After the fiasco seen at polling sites in 2012, a new and improved early voting system will begin this morning with more days — Miami-Dade is one of three counties in the state offering the maximum two weeks — varied hours and four new locations.
After long lines and ridiculous waits at Florida voting precincts became the joke of the nation in 2012, state lawmakers made changes to the law that allow local elections department supervisors to make changes in the schedule to accommodate their community.
But there is no indication that turnout in this primary will come even close to the numbers two years ago. Some candidates, in fact, worry that the low rate of return on absentee ballots means that this will be an election with very little participation.
That may be one reason why labor union leaders and other community activists will a get-out-the-early-vote rally Monday morning that starts at 11 a.m. — four hours after early voting starts — at the International Longshoreman’s Association Local 1416 at 816 NW Second Avenue and ends in a march to the Stephen P. Clark Center to cast votes there.

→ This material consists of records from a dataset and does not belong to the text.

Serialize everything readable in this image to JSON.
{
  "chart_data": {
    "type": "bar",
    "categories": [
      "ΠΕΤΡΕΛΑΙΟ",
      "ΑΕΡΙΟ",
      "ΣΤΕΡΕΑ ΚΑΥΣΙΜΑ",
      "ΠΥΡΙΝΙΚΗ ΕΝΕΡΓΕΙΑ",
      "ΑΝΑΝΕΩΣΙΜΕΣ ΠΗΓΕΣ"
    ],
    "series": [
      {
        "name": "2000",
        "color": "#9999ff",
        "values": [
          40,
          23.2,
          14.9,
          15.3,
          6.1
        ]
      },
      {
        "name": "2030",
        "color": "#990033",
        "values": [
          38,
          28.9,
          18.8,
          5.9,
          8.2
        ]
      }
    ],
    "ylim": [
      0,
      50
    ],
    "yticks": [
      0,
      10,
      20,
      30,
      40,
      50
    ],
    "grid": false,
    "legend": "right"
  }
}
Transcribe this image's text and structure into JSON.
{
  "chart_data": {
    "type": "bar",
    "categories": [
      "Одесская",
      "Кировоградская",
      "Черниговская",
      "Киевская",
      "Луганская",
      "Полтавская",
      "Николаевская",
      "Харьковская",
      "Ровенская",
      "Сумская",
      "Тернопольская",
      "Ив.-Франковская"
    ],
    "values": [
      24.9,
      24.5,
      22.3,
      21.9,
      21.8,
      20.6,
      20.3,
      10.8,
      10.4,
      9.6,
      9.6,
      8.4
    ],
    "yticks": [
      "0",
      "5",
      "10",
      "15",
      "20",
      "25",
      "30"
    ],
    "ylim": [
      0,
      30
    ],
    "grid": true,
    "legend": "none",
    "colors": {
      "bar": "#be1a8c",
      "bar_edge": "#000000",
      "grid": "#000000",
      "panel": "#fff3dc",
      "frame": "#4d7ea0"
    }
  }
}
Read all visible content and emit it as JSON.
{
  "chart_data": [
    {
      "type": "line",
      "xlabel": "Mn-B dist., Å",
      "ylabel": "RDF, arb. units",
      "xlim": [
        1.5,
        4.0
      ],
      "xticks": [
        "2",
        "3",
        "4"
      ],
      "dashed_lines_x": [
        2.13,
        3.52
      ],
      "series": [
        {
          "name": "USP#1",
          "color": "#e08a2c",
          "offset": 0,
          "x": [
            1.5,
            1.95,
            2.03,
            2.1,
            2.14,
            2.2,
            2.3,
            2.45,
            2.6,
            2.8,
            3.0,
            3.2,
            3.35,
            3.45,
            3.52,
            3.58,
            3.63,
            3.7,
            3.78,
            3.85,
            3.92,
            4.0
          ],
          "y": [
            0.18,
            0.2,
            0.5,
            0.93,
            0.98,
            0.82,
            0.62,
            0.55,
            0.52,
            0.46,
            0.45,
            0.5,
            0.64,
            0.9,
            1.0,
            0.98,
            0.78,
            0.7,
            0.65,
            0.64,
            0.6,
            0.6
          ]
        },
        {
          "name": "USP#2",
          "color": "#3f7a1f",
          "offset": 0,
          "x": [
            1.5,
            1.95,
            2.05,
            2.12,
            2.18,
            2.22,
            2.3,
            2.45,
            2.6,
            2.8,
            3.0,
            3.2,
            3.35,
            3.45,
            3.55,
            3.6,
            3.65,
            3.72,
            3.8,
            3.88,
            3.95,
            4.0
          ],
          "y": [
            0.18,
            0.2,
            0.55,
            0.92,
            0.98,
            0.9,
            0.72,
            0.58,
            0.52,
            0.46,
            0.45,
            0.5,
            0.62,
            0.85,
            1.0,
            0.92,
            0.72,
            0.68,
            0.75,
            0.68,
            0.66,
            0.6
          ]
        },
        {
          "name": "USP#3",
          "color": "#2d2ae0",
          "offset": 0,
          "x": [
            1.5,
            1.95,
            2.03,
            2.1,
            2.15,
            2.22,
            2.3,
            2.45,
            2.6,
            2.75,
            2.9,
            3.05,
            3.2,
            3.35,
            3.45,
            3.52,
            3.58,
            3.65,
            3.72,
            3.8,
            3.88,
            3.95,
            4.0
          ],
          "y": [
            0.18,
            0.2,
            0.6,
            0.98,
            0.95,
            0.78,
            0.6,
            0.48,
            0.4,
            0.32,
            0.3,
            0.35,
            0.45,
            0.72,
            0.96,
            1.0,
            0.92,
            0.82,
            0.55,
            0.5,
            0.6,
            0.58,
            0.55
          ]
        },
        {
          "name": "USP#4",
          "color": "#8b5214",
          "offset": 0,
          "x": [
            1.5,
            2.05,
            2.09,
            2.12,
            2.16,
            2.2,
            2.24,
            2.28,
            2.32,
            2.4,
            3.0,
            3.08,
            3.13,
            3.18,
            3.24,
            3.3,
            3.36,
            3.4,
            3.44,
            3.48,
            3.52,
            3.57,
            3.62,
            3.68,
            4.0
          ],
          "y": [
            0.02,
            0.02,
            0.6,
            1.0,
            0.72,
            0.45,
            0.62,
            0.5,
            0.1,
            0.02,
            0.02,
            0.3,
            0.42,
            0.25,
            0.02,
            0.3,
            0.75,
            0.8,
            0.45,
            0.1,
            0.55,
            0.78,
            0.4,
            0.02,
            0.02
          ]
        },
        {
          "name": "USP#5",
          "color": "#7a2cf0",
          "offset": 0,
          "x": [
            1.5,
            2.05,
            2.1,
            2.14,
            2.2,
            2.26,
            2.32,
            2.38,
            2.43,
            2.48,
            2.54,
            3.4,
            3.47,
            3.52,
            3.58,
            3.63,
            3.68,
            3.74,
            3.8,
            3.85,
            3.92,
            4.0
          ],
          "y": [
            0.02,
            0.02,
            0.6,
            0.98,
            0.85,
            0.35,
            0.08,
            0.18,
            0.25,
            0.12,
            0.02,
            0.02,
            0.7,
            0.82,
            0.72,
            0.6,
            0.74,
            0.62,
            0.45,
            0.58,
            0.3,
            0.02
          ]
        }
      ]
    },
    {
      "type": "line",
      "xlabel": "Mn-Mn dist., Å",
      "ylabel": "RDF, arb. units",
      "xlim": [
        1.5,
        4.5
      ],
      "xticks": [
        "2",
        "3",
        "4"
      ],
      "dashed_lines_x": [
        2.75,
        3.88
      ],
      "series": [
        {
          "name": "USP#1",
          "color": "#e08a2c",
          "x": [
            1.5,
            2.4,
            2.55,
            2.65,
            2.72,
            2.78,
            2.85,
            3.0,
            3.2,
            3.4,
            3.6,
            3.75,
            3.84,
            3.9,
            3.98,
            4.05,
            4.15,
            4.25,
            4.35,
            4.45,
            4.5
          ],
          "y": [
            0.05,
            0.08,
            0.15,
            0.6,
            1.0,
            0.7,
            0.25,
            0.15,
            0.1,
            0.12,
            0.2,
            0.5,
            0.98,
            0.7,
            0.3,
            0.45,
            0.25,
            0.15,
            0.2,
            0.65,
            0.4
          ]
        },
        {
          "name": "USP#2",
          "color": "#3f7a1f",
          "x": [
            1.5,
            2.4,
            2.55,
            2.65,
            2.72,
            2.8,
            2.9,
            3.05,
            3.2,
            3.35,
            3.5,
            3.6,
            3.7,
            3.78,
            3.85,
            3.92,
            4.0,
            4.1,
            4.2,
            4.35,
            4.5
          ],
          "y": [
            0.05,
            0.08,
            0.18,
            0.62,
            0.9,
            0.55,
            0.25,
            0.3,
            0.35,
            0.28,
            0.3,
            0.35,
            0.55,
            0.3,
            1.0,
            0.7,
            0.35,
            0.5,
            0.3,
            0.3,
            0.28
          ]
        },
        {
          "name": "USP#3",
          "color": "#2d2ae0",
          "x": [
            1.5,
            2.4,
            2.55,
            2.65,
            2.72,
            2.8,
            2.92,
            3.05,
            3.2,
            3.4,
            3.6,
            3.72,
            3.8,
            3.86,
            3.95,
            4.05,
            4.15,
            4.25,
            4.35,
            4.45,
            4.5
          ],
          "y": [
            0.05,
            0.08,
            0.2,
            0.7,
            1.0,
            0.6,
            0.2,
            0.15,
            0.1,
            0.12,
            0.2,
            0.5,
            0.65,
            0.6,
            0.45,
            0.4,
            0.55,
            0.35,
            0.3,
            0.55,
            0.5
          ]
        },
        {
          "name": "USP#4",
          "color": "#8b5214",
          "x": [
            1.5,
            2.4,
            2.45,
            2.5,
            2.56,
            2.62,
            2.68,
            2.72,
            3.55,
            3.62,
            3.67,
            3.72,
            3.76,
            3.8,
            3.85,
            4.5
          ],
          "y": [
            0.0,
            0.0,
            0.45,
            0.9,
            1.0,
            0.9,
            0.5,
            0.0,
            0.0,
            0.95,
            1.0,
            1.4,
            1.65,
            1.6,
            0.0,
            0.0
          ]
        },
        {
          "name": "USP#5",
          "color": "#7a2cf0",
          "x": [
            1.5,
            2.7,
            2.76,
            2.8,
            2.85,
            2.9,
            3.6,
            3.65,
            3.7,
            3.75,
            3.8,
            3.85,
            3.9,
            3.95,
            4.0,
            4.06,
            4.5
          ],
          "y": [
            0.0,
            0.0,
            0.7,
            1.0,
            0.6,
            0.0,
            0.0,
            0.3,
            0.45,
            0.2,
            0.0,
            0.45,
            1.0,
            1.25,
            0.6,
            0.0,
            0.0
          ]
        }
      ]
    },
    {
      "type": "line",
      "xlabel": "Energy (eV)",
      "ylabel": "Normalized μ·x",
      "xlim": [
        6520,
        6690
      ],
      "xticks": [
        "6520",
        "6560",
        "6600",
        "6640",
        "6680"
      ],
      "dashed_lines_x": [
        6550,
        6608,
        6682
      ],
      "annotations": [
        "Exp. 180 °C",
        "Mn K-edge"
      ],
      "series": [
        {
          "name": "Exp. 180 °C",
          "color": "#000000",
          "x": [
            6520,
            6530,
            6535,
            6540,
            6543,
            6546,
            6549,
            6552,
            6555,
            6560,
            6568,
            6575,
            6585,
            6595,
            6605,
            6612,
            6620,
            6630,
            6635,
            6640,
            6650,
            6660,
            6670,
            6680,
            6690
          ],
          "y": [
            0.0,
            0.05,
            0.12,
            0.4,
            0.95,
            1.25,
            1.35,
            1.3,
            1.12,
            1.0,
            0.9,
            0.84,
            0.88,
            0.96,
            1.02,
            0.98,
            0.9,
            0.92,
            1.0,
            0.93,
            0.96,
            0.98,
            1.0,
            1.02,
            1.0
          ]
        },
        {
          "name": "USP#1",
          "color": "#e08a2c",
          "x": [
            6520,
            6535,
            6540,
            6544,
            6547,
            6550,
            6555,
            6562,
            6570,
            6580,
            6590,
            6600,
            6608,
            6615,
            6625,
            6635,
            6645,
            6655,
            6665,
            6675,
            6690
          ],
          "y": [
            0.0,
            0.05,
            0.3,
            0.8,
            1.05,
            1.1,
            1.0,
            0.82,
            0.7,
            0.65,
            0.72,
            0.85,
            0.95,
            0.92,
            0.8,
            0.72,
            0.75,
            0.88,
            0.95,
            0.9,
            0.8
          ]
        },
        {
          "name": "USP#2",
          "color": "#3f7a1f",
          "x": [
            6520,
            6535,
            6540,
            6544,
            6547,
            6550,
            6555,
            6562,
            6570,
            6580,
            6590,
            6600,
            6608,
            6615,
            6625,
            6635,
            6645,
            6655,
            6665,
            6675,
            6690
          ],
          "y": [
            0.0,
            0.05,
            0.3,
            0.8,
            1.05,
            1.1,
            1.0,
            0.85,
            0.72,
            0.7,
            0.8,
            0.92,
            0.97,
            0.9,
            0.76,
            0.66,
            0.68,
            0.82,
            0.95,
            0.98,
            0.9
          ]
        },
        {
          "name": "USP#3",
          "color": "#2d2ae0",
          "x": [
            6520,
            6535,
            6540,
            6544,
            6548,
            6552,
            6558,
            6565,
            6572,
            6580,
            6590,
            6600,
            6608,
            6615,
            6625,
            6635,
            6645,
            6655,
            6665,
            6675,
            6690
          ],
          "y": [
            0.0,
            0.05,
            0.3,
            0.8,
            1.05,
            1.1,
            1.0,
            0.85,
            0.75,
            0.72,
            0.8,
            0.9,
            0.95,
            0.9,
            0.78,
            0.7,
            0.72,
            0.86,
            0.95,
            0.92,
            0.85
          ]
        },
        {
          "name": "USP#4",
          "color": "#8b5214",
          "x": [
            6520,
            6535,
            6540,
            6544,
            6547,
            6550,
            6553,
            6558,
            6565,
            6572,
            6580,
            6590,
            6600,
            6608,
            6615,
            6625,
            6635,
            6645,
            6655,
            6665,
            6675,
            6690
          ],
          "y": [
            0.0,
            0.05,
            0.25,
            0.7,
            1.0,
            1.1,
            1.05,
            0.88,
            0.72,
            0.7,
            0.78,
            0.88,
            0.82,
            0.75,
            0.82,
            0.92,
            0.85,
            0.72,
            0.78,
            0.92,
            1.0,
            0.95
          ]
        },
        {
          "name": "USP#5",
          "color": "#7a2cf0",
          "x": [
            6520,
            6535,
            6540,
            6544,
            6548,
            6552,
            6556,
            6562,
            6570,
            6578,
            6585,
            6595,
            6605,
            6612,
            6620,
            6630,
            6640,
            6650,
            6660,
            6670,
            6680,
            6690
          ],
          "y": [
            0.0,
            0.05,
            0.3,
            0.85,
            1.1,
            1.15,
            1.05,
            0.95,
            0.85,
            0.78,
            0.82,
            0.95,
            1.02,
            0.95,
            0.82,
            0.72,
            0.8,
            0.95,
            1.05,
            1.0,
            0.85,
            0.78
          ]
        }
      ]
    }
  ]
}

“Please join fellow community and labor leaders at a rally to hear why YOUR vote counts and why it’s important to Get-Out-The-Vote in the Primary Election being held on Tuesday, August 26,” starts an email from a county employee and member of the South Florida AFL-CIO, with the flyer attached.
The event also seems like a get-out-the-black-vote drive or a get-out-the-blue-vote drive being sponsored by an all African-American and Democrat cast of legislators: Congresswoman Federica Wilson, State Sen. Oscar Braynon, III, State Reps. Cynthia Stafford and Barbara Watson and Miami-Dade Commissioner Audrey Edmonson.
At the same exact time, as if to take attention away from that, Republican Lt. Gov. Carlos Lopez-Cantera will cast his vote at the West Dade Regional Library, according to a press release sent out over the weekend.
He wants to encourage all voters to take advantage of the early voting convenience, the release says.
But this is not expected to be as big as 2012, not only because there is no presidential race, but also because there is no mayoral race and hardly any real commission race.
Only District 8 where incumbent Commissioner Lynda Bell faces challenger Daniella Levine Cava, do observers expect close to normal turnout. Everywhere else, it looks like it will be absymally low.
Countywide there are judicial races and the contest for Miami-Dade Property Appraiser, from which we have five candidates to choose from, or four if we can exclude State Rep. Eddy Gonzalez and I hope we can.
For just Republican voters, there is the hotly contested five-way contest for the GOP nomination in congressional District 26, which is already one of the more closely watched races in the nation because many observers consider Rep. Joe Garcia an easily beatable Dem incumbent.
But the big ticket item expected to drive the Miami-Dade vote out is the Democratic primary for the governor’s nominee between former Gov. Charlie Crist, who is expected to come out the victor, and former Sen. Nan Rich, who is the better Democratic Party candidate of the two.
As we were saying, there’s a decidedly slow turnout perhaps fueled by a total lack of interest in what seems like the inevitable.
Hopefully, the elections officials won’t judge the early voting performance based solely on the turnout this year and make changes again in 2016, when it should get better.